My vision for EME 2040 diverges from the state’s. The purported focus of the course is on use of technology in the classroom. I think the teacher’s personal use of technology for organization and productivity may be equally important. This is why I cover subjects like Evernote, email management, file management practices, password management, digital organization, and keyboard shortcuts. The dream, of course, is to get more done in less time. The reality often is that “spare” time just gets sucked up by more work. I ask many teachers, administrators, and professors a simple question: Do you get all your work done in under 40 hours per week? I have never heard anything but an emphatic NO! Educators are over-worked, and perhaps work-aholics as well. It comes with the trade.
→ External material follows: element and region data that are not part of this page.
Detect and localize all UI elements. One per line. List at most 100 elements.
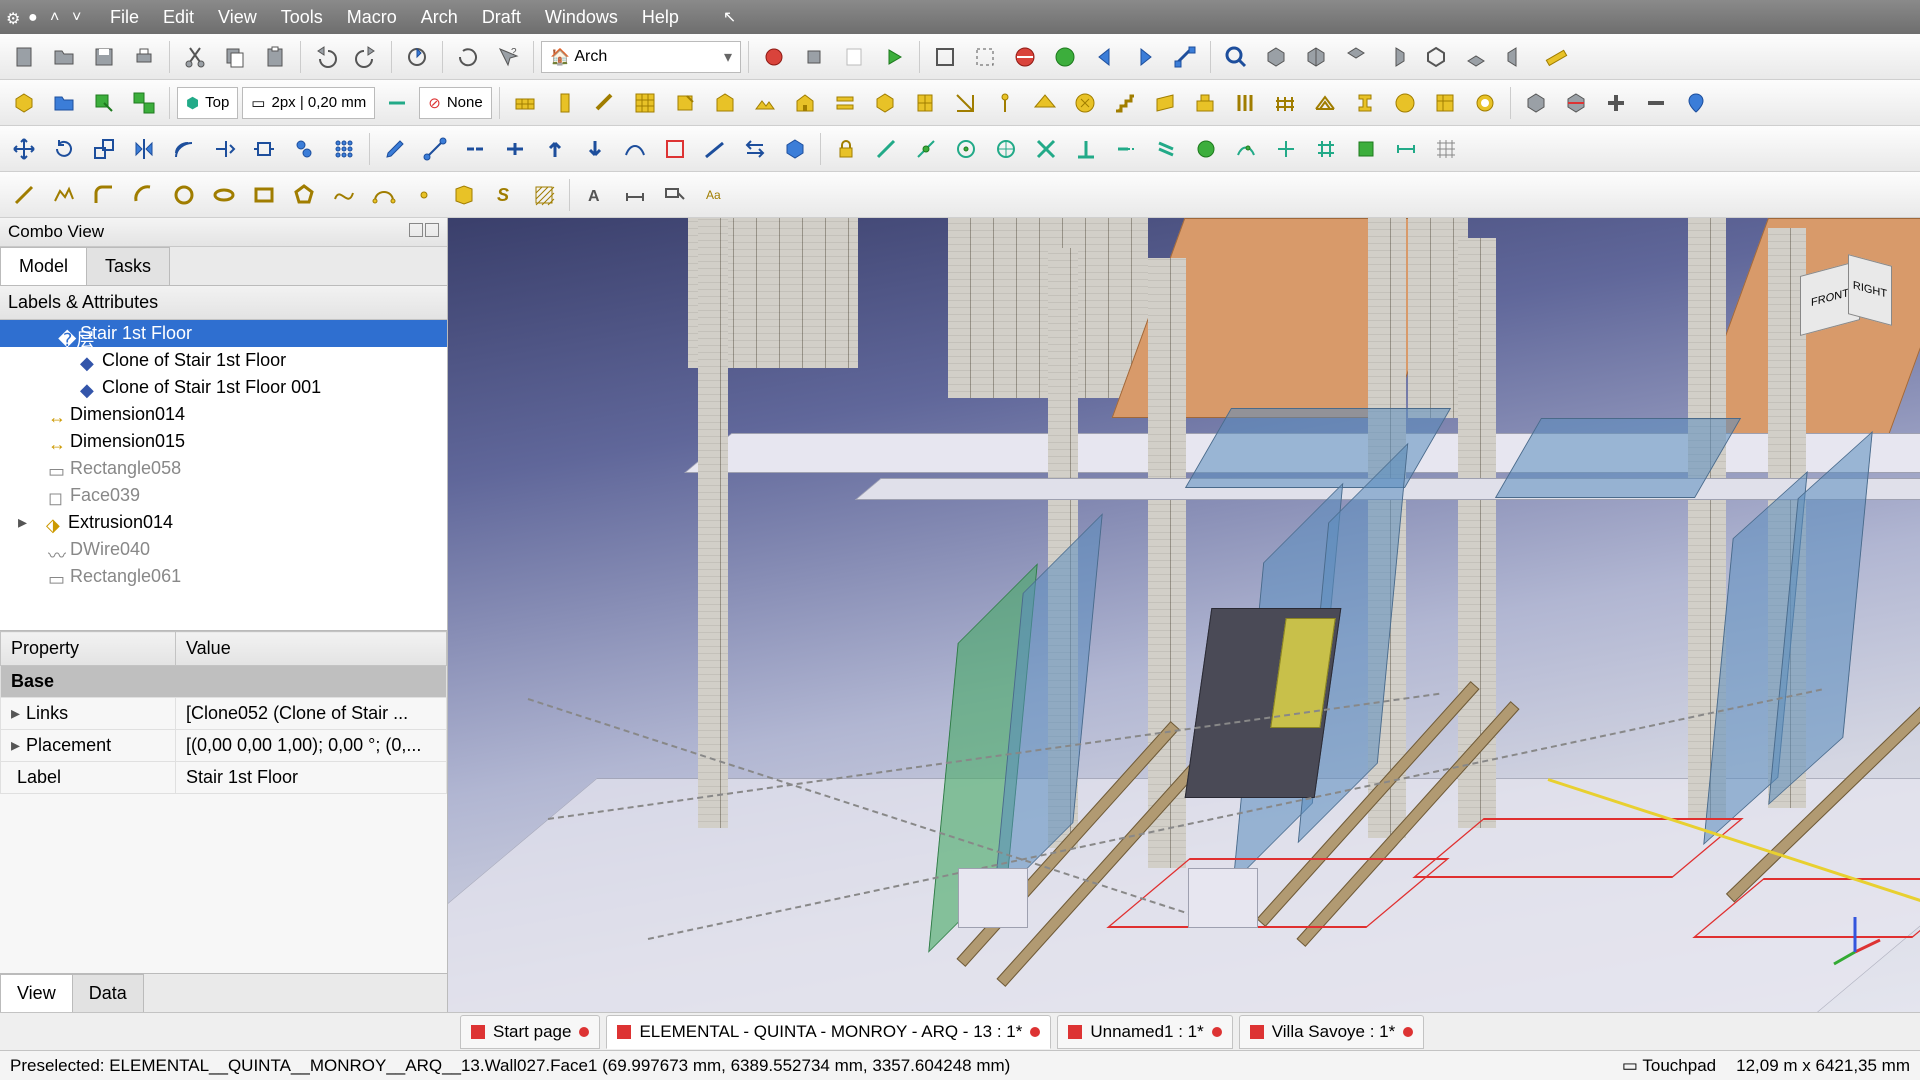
tab-view[interactable]: View <box>0 974 73 1012</box>
prop-row[interactable]: ▸Links[Clone052 (Clone of Stair ... <box>1 698 447 730</box>
right-view-button[interactable] <box>1378 39 1414 75</box>
tree-item[interactable]: ◆Clone of Stair 1st Floor <box>0 347 447 374</box>
survey-button[interactable] <box>1678 85 1714 121</box>
macros-button[interactable] <box>836 39 872 75</box>
nav-cube[interactable]: FRONT RIGHT <box>1790 238 1900 348</box>
view-mode-field[interactable]: ⬢Top <box>177 87 238 119</box>
profile-button[interactable] <box>1347 85 1383 121</box>
undo-button[interactable] <box>308 39 344 75</box>
offset-button[interactable] <box>166 131 202 167</box>
frame-button[interactable] <box>1227 85 1263 121</box>
trimex-button[interactable] <box>206 131 242 167</box>
menu-edit[interactable]: Edit <box>153 3 204 32</box>
annotation-styles-button[interactable]: Aa <box>697 177 733 213</box>
window-button[interactable] <box>907 85 943 121</box>
zoom-button[interactable] <box>1218 39 1254 75</box>
record-macro-button[interactable] <box>756 39 792 75</box>
split-button[interactable] <box>497 131 533 167</box>
snap-extension-button[interactable] <box>1108 131 1144 167</box>
close-icon[interactable] <box>1403 1027 1413 1037</box>
remove-component-button[interactable] <box>1638 85 1674 121</box>
slope-button[interactable] <box>697 131 733 167</box>
snap-near-button[interactable] <box>1228 131 1264 167</box>
menu-windows[interactable]: Windows <box>535 3 628 32</box>
workbench-selector[interactable]: 🏠 Arch <box>541 41 741 73</box>
snap-parallel-button[interactable] <box>1148 131 1184 167</box>
front-view-button[interactable] <box>1298 39 1334 75</box>
draw-style-button[interactable] <box>1007 39 1043 75</box>
reference-button[interactable] <box>867 85 903 121</box>
shapestring-button[interactable]: S <box>486 177 522 213</box>
truss-button[interactable] <box>1307 85 1343 121</box>
section-button[interactable] <box>947 85 983 121</box>
mirror-button[interactable] <box>126 131 162 167</box>
top-view-button[interactable] <box>1338 39 1374 75</box>
snap-grid-button[interactable] <box>1308 131 1344 167</box>
wire-button[interactable] <box>46 177 82 213</box>
text-button[interactable]: A <box>577 177 613 213</box>
menu-help[interactable]: Help <box>632 3 689 32</box>
whats-this-button[interactable]: ? <box>490 39 526 75</box>
line-weight-field[interactable]: ▭2px | 0,20 mm <box>242 87 375 119</box>
doc-tab[interactable]: ELEMENTAL - QUINTA - MONROY - ARQ - 13 :… <box>606 1015 1051 1049</box>
level-button[interactable] <box>827 85 863 121</box>
iso-view-button[interactable] <box>1258 39 1294 75</box>
bspline-button[interactable] <box>326 177 362 213</box>
tree-item[interactable]: ▭Rectangle058 <box>0 455 447 482</box>
bottom-view-button[interactable] <box>1458 39 1494 75</box>
menu-macro[interactable]: Macro <box>337 3 407 32</box>
redo-button[interactable] <box>348 39 384 75</box>
group-button[interactable] <box>46 85 82 121</box>
link-button[interactable] <box>1167 39 1203 75</box>
ellipse-button[interactable] <box>206 177 242 213</box>
menu-tools[interactable]: Tools <box>271 3 333 32</box>
material-button[interactable] <box>1387 85 1423 121</box>
rebar-button[interactable] <box>587 85 623 121</box>
style-field[interactable]: ⊘None <box>419 87 491 119</box>
project-button[interactable] <box>707 85 743 121</box>
tree-item[interactable]: ▭Rectangle061 <box>0 563 447 590</box>
menu-view[interactable]: View <box>208 3 267 32</box>
print-button[interactable] <box>126 39 162 75</box>
new-button[interactable] <box>6 39 42 75</box>
snap-intersection-button[interactable] <box>1028 131 1064 167</box>
close-icon[interactable] <box>579 1027 589 1037</box>
site-button[interactable] <box>747 85 783 121</box>
dimension-button[interactable] <box>617 177 653 213</box>
link-make-button[interactable] <box>86 85 122 121</box>
doc-tab[interactable]: Unnamed1 : 1* <box>1057 1015 1232 1049</box>
polygon-button[interactable] <box>286 177 322 213</box>
line-button[interactable] <box>6 177 42 213</box>
tree-item[interactable]: ▸⬗Extrusion014 <box>0 509 447 536</box>
toggle-grid-button[interactable] <box>1428 131 1464 167</box>
space-button[interactable] <box>1067 85 1103 121</box>
snap-angle-button[interactable] <box>988 131 1024 167</box>
scale-button[interactable] <box>86 131 122 167</box>
hatch-button[interactable] <box>526 177 562 213</box>
menu-file[interactable]: File <box>100 3 149 32</box>
run-macro-button[interactable] <box>876 39 912 75</box>
wall-button[interactable] <box>507 85 543 121</box>
panel-button[interactable] <box>1147 85 1183 121</box>
tree-item[interactable]: ↔Dimension014 <box>0 401 447 428</box>
shape-2d-button[interactable] <box>777 131 813 167</box>
floor-button[interactable] <box>627 85 663 121</box>
cut-plane-button[interactable] <box>1518 85 1554 121</box>
wire-to-bspline-button[interactable] <box>617 131 653 167</box>
refresh-button[interactable] <box>399 39 435 75</box>
doc-tab[interactable]: Villa Savoye : 1* <box>1239 1015 1424 1049</box>
menu-arch[interactable]: Arch <box>411 3 468 32</box>
tree-item[interactable]: ↔Dimension015 <box>0 428 447 455</box>
roof-button[interactable] <box>1027 85 1063 121</box>
tree-item[interactable]: ◆Clone of Stair 1st Floor 001 <box>0 374 447 401</box>
stairs-button[interactable] <box>1107 85 1143 121</box>
point-button[interactable] <box>406 177 442 213</box>
nav-back-button[interactable] <box>1087 39 1123 75</box>
label-button[interactable] <box>657 177 693 213</box>
stretch-button[interactable] <box>246 131 282 167</box>
arc-button[interactable] <box>126 177 162 213</box>
building-part-button[interactable] <box>667 85 703 121</box>
save-button[interactable] <box>86 39 122 75</box>
snap-endpoint-button[interactable] <box>868 131 904 167</box>
array-button[interactable] <box>326 131 362 167</box>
A big challenge is grading somewhere around 1,000 assignments received from 70 students in a semester. Before, I was the TA to my supervisor sharing the workload with him, but now, I do it all myself. The practical reality is that giving detailed feedback on every assignment would lead me to becoming burned out. Instead, I opt for a policy that I can just give a paragraph or few lines of feedback for students receiving a 90% or above. I do focus on what they did well and what they could do better, but I only pull out the rubric if giving a B or below. I consistently type 100 words per minute, so I can write the feedback up quickly… watching students’ videos and reviewing their websites, PowerPoints, gradebooks, concept maps, et cetera is more work. But, I love it when so many of them go above and beyond the course requirements, and when their work introduces me to new subjects and perspectives.
As a technology instructor, it is surprising how much I prefer text as a medium of communication. I don’t like phone calls or video chats and finding images is hard. I would prefer writing a novella-length blog post to recording a two-minute video of myself. But, there is a place for text that is often lost in our push for multimedia integration. Any avid reader knows this.
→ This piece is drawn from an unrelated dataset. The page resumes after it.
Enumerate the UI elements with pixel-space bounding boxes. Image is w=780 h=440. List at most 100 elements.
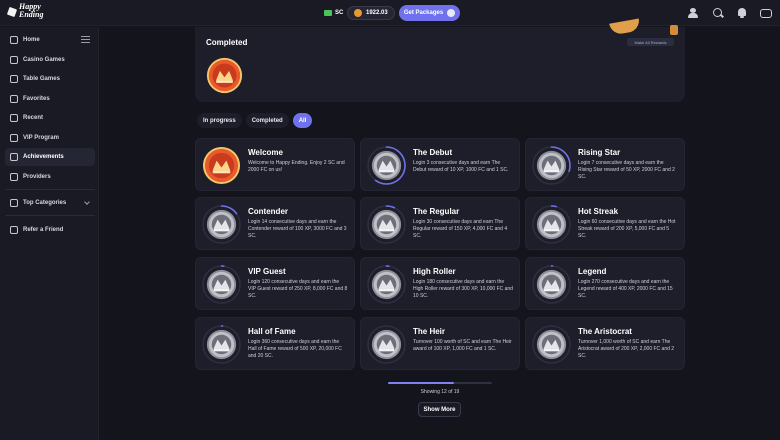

I live about an hour from campus, so I put “by appointment only” for my office hours on my syllabus. I answer plenty of course messages and emails from students, but no one ever schedules an office meeting. The challenge, of course, is large, being a Ph.D. student teaching two sections of a course while trying to publish a manuscript and taking three doctoral courses at the same time. Many days, I wish I could just do the teaching job.
These thoughts were in no particular order, and obviously are not comprehensive. Hopefully they were an interesting insight into my work as a Graduate Teaching Associate.